The Anti-Ouroboros Effect: Emergent Resilience in Large Language Models from Recursive Selective Feedback

Adapala, Sai Teja Reddy

arXiv.org Artificial Intelligence 

B. Experiment 2: The Anti-Ouroboros Effect in an LLM In the LLM experiment, the results falsified the hypothesis. The Quality Filter arm demonstrated robust and statistically significant improvement across all three evaluation metrics, as shown in Table II. In contrast, both the unfiltered Control arm and the Random Filter arm exhibited performance degradation, proving that the improvement is due to intelligent selection, not merely training on less data.
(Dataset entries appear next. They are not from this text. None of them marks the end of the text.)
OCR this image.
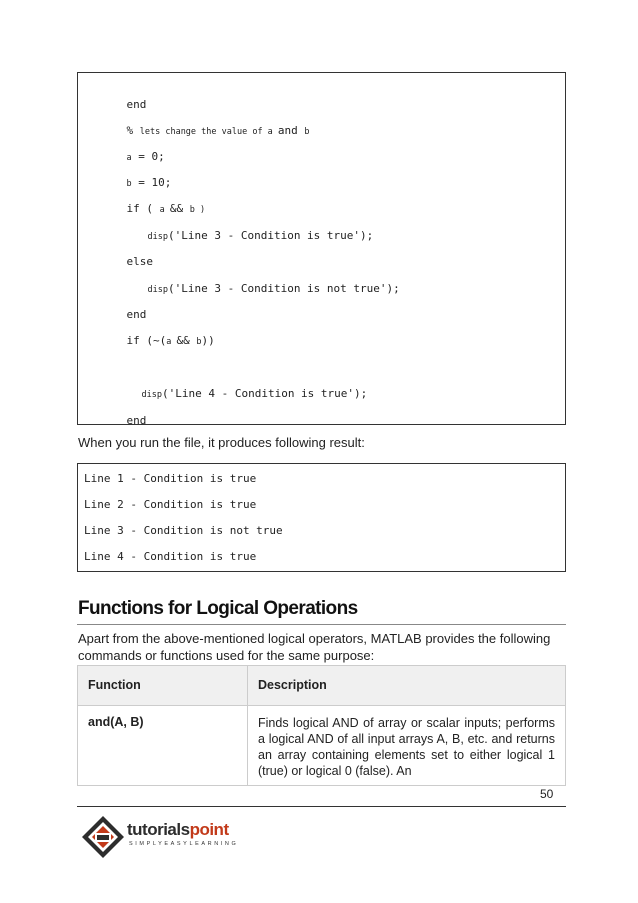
end

% lets change the value of a and b

a = 0;

b = 10;

if ( a && b )

disp('Line 3 - Condition is true');

else

disp('Line 3 - Condition is not true');

end

if (~(a && b))

disp('Line 4 - Condition is true');

end

When you run the file, it produces following result:
Line 1 - Condition is true
Line 2 - Condition is true
Line 3 - Condition is not true
Line 4 - Condition is true
Functions for Logical Operations
Apart from the above-mentioned logical operators, MATLAB provides the following
commands or functions used for the same purpose:
Function	Description
and(A, B)	Finds logical AND of array or scalar inputs; performs a logical AND of all input arrays A, B, etc. and returns an array containing elements set to either logical 1 (true) or logical 0 (false). An
50
tutorialspoint
SIMPLYEASYLEARNING
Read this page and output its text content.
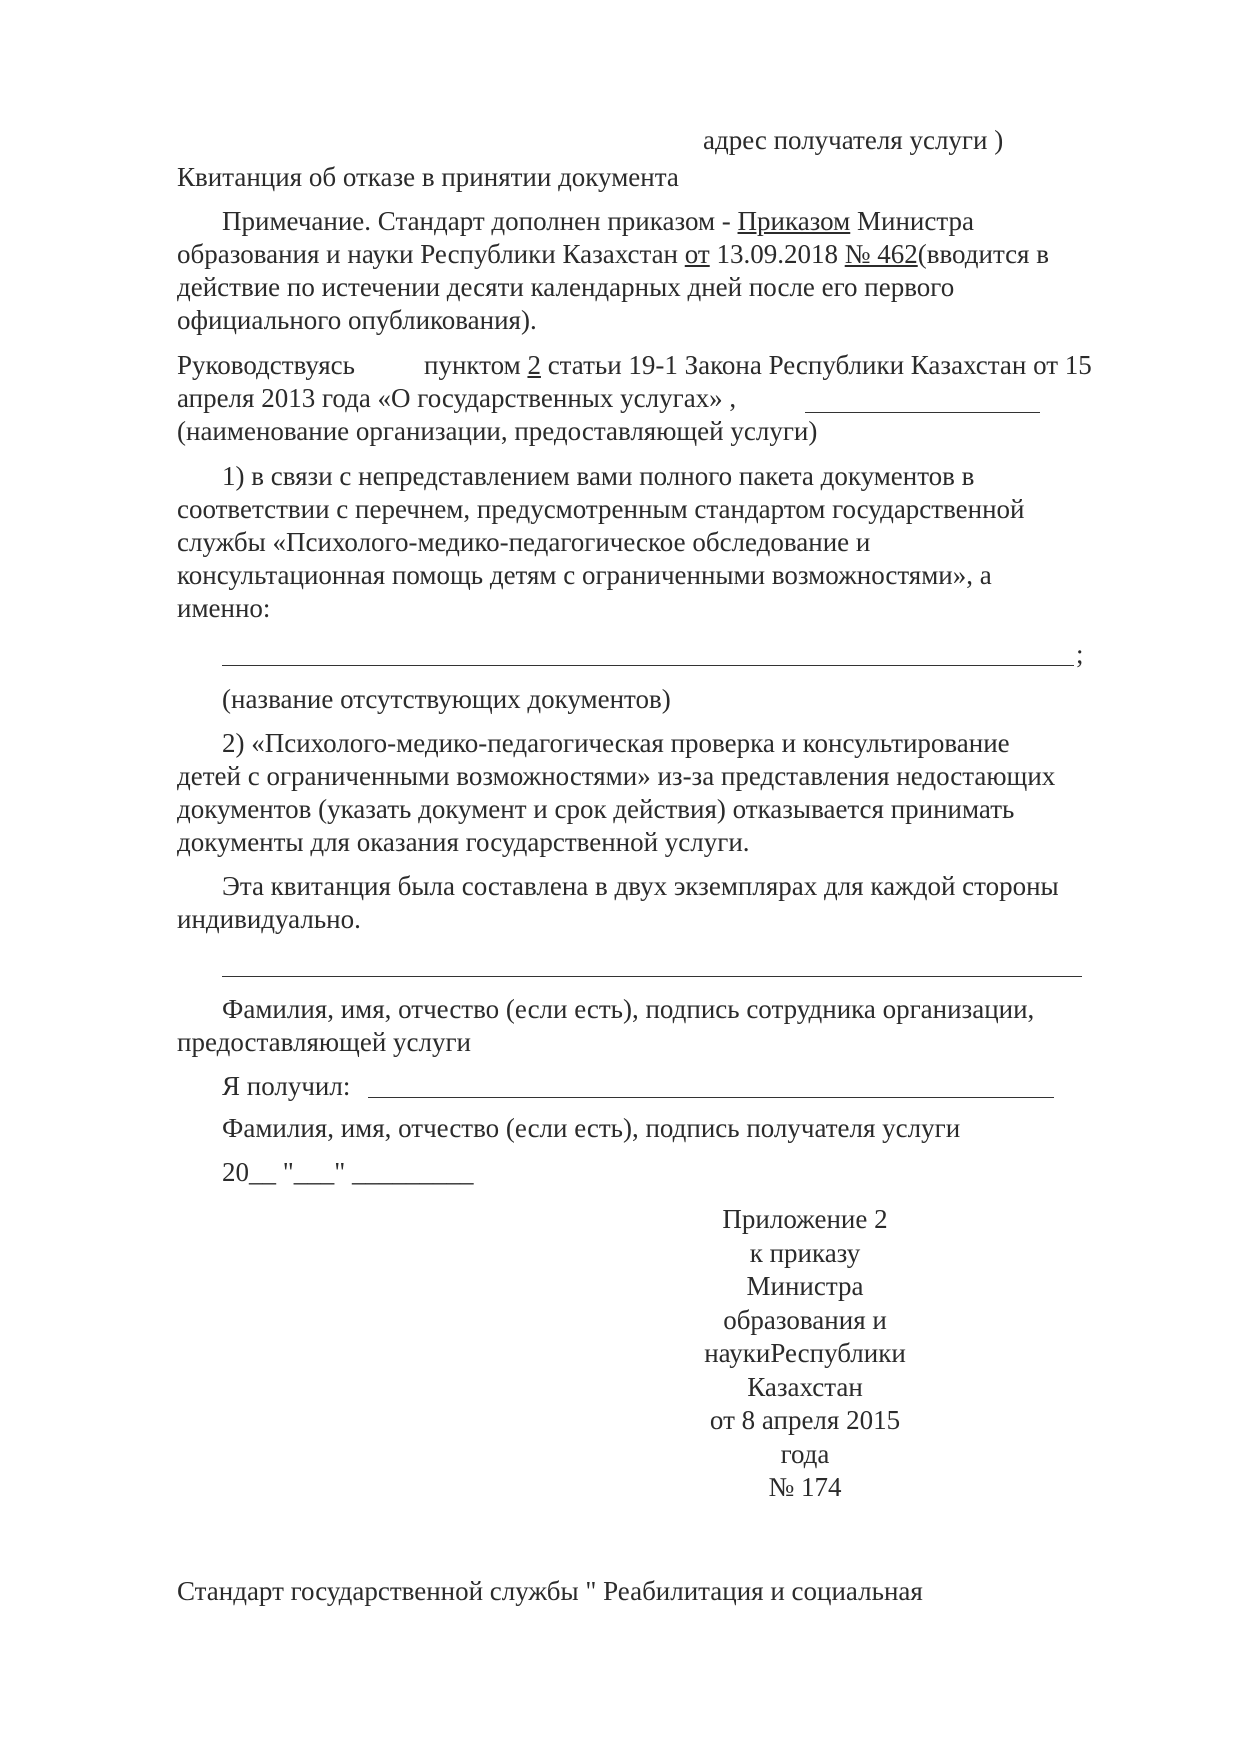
адрес получателя услуги )

Квитанция об отказе в принятии документа

Примечание. Стандарт дополнен приказом - Приказом Министра

образования и науки Республики Казахстан от 13.09.2018 № 462(вводится в

действие по истечении десяти календарных дней после его первого

официального опубликования).

Руководствуясь	пунктом 2 статьи 19-1 Закона Республики Казахстан от 15

апреля 2013 года «О государственных услугах» ,

(наименование организации, предоставляющей услуги)

1) в связи с непредставлением вами полного пакета документов в

соответствии с перечнем, предусмотренным стандартом государственной

службы «Психолого-медико-педагогическое обследование и

консультационная помощь детям с ограниченными возможностями», а

именно:

;

(название отсутствующих документов)

2) «Психолого-медико-педагогическая проверка и консультирование

детей с ограниченными возможностями» из-за представления недостающих

документов (указать документ и срок действия) отказывается принимать

документы для оказания государственной услуги.

Эта квитанция была составлена в двух экземплярах для каждой стороны

индивидуально.

Фамилия, имя, отчество (если есть), подпись сотрудника организации,

предоставляющей услуги

Я получил:

Фамилия, имя, отчество (если есть), подпись получателя услуги

20__ "___" _________

Приложение 2
к приказу
Министра
образования и
наукиРеспублики
Казахстан
от 8 апреля 2015
года
№ 174

Стандарт государственной службы " Реабилитация и социальная
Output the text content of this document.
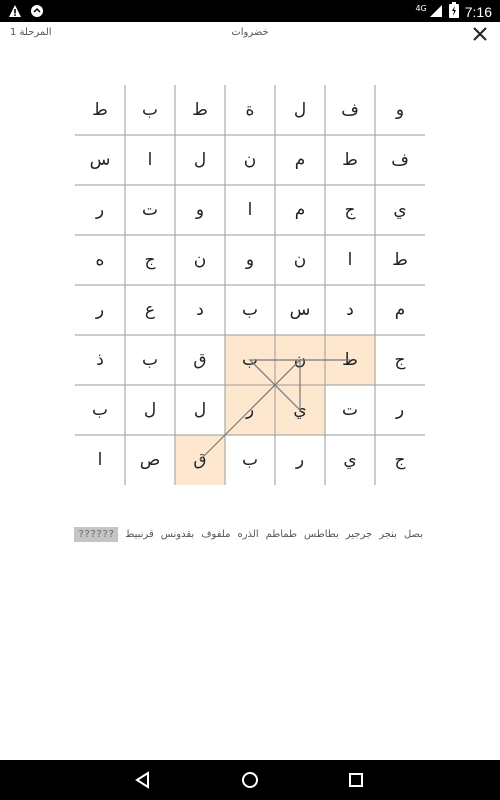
4G	7:16
المرحلة 1	خضروات
ط	ب	ط	ة	ل	ف	و
س	ا	ل	ن	م	ط	ف
ر	ت	و	ا	م	ج	ي
ه	ج	ن	و	ن	ا	ط
ر	ع	د	ب	س	د	م
ذ	ب	ق	ب	ن	ط	ج
ب	ل	ل	ر	ي	ت	ر
ا	ص	ق	ب	ر	ي	ج
بصل
بنجر
جرجير
بطاطس
طماطم
الذره
ملفوف
بقدونس
قرنبيط
??????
The performance trajectories for all three arms are visualized in Figure 1 C. Human Evaluation To provide an independent verification of our automated metrics, we conducted a small, blinded human study. Two evaluators rated 30 anonymized and shuffled summaries from the final generation of the Control and Quality Filter arms on a 1-5 scale. The Quality Filter arm significantly outperformed the Control arm on coherence (4.2 vs 3.5) and factuality (4.5 vs 3.8), confirming the quantitative results. D. Analysis of the Mechanism The emergence of the Anti-Ouroboros Effect in the LLM suggests a dynamic unique to high-dimensional systems. We propose two non-exclusive hypotheses: Error Propagation Shutdown, where the filter acts as a ratchet, preventing the reinforcement of errors, and Latent Space Guidance, where selection guides the fine-tuning process toward more robust regions of the model's parameter space.